Cette phrase, beaucoup d’enfants la disent après avoir cassé un jeu, tapé sur la tête du petit frère, claqué la porte, mordu, crié…
Lorsqu’on lui demande pourquoi il a agi ainsi, bien souvent il va dire qu’il ne sait pas, qu’il ne voulait pas mais que c’était plus fort que lui. Et c’était vraiment plus fort que lui.
Pourquoi ? Parce qu’il y a un trop plein ! Au fil de la journée, son réservoir d’émotions se remplit de joie, de plaisir, d’excitation, de frustrations, d’incompréhension, d’impatience… On lui vole la priorité à la balançoire, l’excitation d’un nouveau jeu, il n’arrive pas à faire sa tour en cube comme il le voudrait, aller manger un gâteau chez grand-maman, on lui dit « t’es plus mon copain », etc. Tous ces moments additionnés vont remplir son petit réservoir d’émotions qui va inévitablement finir par déborder. Il n’a pas d’autre choix que de faire de la place dans son réservoir d’une manière ou d’une autre.
Son cerveau est en pleine construction et, principalement, la zone du cerveau appelée cortex préfrontal. Celle-ci est responsable de l’organisation du comportement, de l’autocontrôle et permet de faire les liens de cause à effet. Plus l’enfant est jeune, plus cette zone est fragile et peut se dérégler facilement. Quand il y a un trop plein d’émotions, cette partie ne fonctionne plus correctement et c’est alors la zone plus primitive du cerveau (le cerveau reptilien) qui fonctionne à plein régime. L’enfant est en état d’alerte et perd la capacité de réfléchir et d’entendre ce que nous lui disons. Il n’agit pas contre l’adulte, il perd le contrôle.
Dans ces moments de vives réactions émotionnelles, le taux de cortisol (hormone du stress) grimpe en flèche. Pour aider l’enfant à abaisser son taux de stress, la présence affectueuse et chaleureuse de l’adulte va être indispensable. Cette qualité de présence lui permettra de sécréter l’ocytocine, appelée aussi hormone du bien-être ou de l’amour. C’est en l’écoutant, en le consolant et en le prenant dans nos bras (évidemment sans le forcer !) que nous allons l’aider à retrouver le calme intérieur. Les mandalas, le coloriage, la relaxation active ou la pâte à modeler peuvent être des outils complémentaires et intéressants pour favoriser le retour au calme. Bien sûr, cela dépend de chaque enfant.

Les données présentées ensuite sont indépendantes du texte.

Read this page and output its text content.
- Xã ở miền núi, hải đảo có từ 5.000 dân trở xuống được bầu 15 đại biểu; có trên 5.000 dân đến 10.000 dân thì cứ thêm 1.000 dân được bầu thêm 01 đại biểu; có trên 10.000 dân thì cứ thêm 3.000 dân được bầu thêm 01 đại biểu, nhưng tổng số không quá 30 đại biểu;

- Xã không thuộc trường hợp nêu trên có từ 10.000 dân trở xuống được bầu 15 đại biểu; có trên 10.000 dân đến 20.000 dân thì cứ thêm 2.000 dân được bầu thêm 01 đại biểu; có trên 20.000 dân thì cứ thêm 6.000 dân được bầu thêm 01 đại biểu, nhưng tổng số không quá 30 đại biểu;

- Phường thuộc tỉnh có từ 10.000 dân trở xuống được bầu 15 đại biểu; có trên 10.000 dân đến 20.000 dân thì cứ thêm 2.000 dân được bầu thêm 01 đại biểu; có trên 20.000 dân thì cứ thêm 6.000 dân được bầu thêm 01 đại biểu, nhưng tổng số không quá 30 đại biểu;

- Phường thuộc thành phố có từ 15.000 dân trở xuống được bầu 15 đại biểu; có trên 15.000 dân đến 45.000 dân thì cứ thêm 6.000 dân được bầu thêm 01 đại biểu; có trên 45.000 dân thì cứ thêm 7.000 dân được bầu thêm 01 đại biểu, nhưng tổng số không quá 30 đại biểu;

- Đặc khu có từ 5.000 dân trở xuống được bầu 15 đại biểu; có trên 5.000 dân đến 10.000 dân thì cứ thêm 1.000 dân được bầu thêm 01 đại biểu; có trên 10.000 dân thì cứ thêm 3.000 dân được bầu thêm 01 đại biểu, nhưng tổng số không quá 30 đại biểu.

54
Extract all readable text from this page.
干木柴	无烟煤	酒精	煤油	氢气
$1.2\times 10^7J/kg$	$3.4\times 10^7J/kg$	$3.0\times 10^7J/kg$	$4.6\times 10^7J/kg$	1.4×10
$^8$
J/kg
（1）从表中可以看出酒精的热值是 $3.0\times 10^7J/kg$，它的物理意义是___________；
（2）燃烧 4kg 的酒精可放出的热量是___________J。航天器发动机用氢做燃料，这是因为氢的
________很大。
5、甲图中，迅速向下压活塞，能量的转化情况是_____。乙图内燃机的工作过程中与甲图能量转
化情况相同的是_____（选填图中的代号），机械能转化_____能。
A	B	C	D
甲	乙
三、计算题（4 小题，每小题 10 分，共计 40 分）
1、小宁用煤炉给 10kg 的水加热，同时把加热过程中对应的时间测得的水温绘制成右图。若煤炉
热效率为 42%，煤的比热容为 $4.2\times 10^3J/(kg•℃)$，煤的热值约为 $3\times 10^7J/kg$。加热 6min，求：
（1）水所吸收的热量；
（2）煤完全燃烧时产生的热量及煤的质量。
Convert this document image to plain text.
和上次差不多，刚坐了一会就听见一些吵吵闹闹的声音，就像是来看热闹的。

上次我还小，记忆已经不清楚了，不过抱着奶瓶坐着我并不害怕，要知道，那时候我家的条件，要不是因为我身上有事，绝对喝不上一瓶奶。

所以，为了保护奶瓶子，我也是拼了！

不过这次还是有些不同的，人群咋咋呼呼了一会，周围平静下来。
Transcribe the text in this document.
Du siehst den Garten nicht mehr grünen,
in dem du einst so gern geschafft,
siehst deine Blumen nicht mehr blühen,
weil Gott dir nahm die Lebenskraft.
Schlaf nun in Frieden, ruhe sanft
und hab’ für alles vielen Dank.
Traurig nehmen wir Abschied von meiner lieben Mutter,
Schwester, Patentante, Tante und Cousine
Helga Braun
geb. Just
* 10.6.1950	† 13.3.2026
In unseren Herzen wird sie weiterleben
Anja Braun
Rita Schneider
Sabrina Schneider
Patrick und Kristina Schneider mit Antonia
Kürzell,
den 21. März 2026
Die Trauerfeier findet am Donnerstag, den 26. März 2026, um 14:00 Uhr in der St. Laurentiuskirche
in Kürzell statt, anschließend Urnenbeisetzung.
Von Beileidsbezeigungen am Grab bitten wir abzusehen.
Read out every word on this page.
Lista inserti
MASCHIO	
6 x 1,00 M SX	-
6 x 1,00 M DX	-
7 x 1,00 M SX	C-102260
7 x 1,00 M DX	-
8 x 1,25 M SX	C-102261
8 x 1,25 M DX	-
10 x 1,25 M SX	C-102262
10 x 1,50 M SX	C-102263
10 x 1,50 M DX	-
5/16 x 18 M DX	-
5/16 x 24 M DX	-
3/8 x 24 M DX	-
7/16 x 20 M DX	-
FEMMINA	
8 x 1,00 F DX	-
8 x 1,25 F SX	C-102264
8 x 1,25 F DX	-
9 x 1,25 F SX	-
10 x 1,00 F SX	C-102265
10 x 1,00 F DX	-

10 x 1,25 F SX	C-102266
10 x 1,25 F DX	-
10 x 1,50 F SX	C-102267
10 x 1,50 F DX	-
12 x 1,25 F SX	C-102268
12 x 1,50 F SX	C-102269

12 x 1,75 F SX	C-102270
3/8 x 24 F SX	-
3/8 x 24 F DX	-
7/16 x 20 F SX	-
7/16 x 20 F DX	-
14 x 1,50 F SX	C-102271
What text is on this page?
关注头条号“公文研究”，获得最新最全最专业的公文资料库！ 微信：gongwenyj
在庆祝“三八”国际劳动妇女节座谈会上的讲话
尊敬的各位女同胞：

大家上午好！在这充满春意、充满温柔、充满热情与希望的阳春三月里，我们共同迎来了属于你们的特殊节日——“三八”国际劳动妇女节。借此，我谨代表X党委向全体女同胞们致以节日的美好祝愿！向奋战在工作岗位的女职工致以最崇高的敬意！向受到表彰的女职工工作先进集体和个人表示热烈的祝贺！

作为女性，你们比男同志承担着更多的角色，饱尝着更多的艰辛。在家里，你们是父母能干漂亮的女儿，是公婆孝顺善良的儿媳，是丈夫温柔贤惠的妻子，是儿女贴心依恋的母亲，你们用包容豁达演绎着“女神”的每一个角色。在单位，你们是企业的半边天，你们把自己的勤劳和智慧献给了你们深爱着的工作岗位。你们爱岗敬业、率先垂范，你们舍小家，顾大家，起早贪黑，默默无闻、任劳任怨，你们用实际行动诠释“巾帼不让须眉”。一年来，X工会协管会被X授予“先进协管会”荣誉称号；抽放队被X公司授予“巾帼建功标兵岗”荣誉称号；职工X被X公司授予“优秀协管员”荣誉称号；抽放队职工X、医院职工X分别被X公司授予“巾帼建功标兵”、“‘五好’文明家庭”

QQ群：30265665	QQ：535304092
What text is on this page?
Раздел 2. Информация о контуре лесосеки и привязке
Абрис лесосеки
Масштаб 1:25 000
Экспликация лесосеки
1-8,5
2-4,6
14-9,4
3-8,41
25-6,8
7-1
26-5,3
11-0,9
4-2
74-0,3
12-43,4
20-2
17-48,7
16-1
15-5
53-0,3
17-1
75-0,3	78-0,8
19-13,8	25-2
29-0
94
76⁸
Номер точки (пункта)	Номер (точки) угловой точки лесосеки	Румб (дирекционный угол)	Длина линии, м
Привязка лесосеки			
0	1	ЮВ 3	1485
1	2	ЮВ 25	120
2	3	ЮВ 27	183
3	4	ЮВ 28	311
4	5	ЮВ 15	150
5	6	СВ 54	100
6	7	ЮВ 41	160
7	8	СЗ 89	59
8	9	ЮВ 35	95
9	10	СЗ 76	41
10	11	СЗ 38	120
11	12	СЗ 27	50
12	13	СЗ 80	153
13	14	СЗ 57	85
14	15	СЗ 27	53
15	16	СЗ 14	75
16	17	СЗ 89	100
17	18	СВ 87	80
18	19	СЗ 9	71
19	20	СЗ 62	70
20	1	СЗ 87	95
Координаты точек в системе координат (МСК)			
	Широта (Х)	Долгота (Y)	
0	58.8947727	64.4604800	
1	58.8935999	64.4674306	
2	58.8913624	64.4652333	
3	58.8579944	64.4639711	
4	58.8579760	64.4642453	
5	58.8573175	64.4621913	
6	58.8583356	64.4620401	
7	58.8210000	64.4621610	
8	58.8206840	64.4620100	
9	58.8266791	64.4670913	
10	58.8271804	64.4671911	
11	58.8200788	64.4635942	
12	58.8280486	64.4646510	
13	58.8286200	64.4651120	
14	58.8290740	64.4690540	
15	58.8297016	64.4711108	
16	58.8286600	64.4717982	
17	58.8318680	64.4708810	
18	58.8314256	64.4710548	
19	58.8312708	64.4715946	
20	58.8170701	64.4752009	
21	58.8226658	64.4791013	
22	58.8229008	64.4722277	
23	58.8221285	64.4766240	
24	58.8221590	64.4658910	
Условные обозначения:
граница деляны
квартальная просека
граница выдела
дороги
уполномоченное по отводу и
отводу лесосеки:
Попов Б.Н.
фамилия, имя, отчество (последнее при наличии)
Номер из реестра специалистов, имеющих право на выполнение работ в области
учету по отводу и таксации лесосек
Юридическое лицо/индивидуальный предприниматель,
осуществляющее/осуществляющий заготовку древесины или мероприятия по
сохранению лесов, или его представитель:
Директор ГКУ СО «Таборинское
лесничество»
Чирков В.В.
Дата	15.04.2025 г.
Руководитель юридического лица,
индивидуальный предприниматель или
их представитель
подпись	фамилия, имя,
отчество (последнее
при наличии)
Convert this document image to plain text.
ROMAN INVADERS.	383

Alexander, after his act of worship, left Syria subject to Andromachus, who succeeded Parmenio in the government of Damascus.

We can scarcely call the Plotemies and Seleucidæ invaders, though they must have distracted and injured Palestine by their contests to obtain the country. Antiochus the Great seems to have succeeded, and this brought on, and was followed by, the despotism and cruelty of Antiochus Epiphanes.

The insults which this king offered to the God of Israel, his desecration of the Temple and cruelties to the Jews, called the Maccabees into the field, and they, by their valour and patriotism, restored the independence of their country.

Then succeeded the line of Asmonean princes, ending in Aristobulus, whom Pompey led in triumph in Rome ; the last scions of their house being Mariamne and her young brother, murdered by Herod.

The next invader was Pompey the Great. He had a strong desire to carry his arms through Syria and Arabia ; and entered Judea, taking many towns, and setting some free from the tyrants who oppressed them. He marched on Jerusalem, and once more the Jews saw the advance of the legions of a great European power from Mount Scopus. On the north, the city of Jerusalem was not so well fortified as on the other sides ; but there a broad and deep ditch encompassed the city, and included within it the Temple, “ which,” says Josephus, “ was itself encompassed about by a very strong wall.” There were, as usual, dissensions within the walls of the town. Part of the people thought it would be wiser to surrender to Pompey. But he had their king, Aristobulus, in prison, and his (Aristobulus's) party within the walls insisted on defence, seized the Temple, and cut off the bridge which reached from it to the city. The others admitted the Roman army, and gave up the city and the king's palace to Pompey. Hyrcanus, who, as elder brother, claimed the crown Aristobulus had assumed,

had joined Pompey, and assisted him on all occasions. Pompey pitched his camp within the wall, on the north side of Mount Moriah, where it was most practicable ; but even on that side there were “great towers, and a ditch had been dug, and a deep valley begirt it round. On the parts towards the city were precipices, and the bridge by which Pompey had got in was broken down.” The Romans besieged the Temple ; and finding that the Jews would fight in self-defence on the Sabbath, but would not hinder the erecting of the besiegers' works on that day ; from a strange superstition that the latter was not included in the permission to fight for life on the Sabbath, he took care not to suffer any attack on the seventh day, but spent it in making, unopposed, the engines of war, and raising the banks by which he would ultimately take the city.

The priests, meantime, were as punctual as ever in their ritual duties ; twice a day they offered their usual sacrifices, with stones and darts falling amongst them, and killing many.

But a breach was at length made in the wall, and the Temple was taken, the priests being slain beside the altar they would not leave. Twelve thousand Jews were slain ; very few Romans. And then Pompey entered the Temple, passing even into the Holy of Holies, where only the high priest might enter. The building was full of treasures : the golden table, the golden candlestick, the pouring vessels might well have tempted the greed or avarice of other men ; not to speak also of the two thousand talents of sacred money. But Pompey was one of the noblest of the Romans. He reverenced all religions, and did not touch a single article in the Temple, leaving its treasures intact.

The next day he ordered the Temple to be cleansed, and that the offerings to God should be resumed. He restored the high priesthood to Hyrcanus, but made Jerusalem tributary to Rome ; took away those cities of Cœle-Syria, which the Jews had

Ce n’est qu’une fois l’apaisement physique revenu, que nous pourrons aider l’enfant à nommer ses émotions. « Es-tu triste ? En colère ? As-tu peur, etc. » Dans un 2ème temps, l’aider à comprendre pourquoi il ressent cette émotion. « Es-tu triste parce que tu n’as pas réussi à faire une grande tour avec tes cubes ? » Pour ensuite, amener l’enfant à trouver comment exprimer ce qu’il ressent. « Est-ce que tu pourrais demander de l’aide ? etc.» Cet accompagnement permet de ‘’remettre en route’’ le cortex préfrontal et d’être de plus en plus à même de faire face aux stress et à ses émotions intenses. Il va sans dire que ce processus prend du temps. Il ne suffit pas de le faire une ou deux fois pour qu’il soit acquis par l’enfant. Les livres et jeux qui traitent des émotions peuvent être de bons compléments pour accompagner l’enfant dans cet apprentissage.
Un autre point fondamental pour aider les enfants à vivre leurs émotions, c’est l’exemple donné par l’adulte. S’il claque une porte lorsqu’il est en colère, qu’il envoie un coup de pied dans une chaise pour se décharger des tensions de la journée ou qu’il jure lorsqu’il a peur… Il sera plus difficile de demander à l’enfant de vivre ses émotions autrement.
En résumé, vivre les émotions de manière adéquate est un long apprentissage qui demande de la patience et de la cohérence de la part des adultes. Lors d’une forte charge émotionnelle, l’enfant n’est plus en mesure de réfléchir ou d’analyser ses actions. Il faut attendre le retour au calme intérieur (ce qui peut prendre du temps) pour qu’il puisse faire le lien entre l’acte et la conséquence et qu’il puisse à nouveau entendre l’adulte. C’est seulement dans un deuxième temps, que nous allons mettre des mots sur ce qu’il vit et comment il vit les situations.